Seattle is not New York. But, no, I am not having any sleepless nights, though my internship does take up a lot of my hours from Monday-Friday and some weekends too. I have to stay updated and do a lot of reading with regard to project management.
2. Could you tell us (in brief) what you’re working on this summer?
I am working as a PMO intern with Costco IT. I am placed directly under a program manager, so I assist him with all the projects that fall under him (around 9 projects). In addition, we are developing a new dashboard for project management tools, which I am responsible for. It is in its development phase right now but we will start testing it soon. Also I am responsible for coming up with a training manual for the project managers.
3. The work you’re doing right now… do you think there’s a particular subject you took last semester that’s helping you now?

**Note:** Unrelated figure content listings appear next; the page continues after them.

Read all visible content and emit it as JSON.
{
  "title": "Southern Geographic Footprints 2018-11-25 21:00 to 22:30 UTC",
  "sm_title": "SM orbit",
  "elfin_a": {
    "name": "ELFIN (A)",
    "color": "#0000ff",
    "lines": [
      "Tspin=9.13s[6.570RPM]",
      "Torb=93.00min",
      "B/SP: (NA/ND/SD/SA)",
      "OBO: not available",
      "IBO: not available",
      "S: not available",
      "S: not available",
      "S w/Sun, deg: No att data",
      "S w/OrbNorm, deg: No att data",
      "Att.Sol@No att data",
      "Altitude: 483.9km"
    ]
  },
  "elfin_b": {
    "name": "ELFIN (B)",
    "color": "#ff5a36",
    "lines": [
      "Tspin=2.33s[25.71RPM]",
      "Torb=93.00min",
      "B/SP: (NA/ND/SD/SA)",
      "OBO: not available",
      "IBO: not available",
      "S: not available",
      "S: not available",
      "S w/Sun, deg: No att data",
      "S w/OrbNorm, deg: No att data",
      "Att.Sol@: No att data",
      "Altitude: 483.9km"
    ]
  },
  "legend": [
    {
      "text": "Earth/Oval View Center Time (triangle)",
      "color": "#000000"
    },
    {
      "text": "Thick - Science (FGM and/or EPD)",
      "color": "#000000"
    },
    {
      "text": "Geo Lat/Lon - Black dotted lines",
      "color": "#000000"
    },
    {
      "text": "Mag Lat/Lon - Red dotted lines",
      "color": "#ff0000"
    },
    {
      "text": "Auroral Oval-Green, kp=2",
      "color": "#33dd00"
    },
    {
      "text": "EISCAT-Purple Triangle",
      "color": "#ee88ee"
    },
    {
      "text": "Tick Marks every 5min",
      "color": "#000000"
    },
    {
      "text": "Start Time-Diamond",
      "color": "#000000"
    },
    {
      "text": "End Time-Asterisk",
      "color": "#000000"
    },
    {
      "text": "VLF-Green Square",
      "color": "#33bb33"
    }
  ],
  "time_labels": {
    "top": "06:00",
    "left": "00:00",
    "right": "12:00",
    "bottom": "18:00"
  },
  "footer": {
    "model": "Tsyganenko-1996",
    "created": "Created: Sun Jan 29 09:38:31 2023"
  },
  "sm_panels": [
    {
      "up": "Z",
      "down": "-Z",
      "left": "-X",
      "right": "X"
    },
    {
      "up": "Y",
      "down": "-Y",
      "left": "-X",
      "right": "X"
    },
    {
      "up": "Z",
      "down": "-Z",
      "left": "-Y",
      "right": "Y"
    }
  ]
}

Or a particular Professor who’s teachings deserve a shout out?
Umm, I was always interested in project management. But, the IT Project Management course offered was really helpful in getting to know the basics and helped me with the lingo.
4. What is the fun stuff you’ve done in Seattle? Any explorations, tips?
Seattle has beautiful wineries and a lot of water activities. So yeah, I’ve been pretty involved in all the grape crushing, blueberry and strawberry picking, para-sailing and jet-skiing. And of course, the first-ever Starbucks is worth a visit. There are a lot of hiking places around Seattle as it’s surrounded by mountains, the most beautiful being Mt. Rainer.
Kalgi Shah is a grad student at the Seidenberg School, majoring in information systems. An avid traveler, Kalgi has visited more places in America in the last 8 months, than most people who’ve lived here all their lives!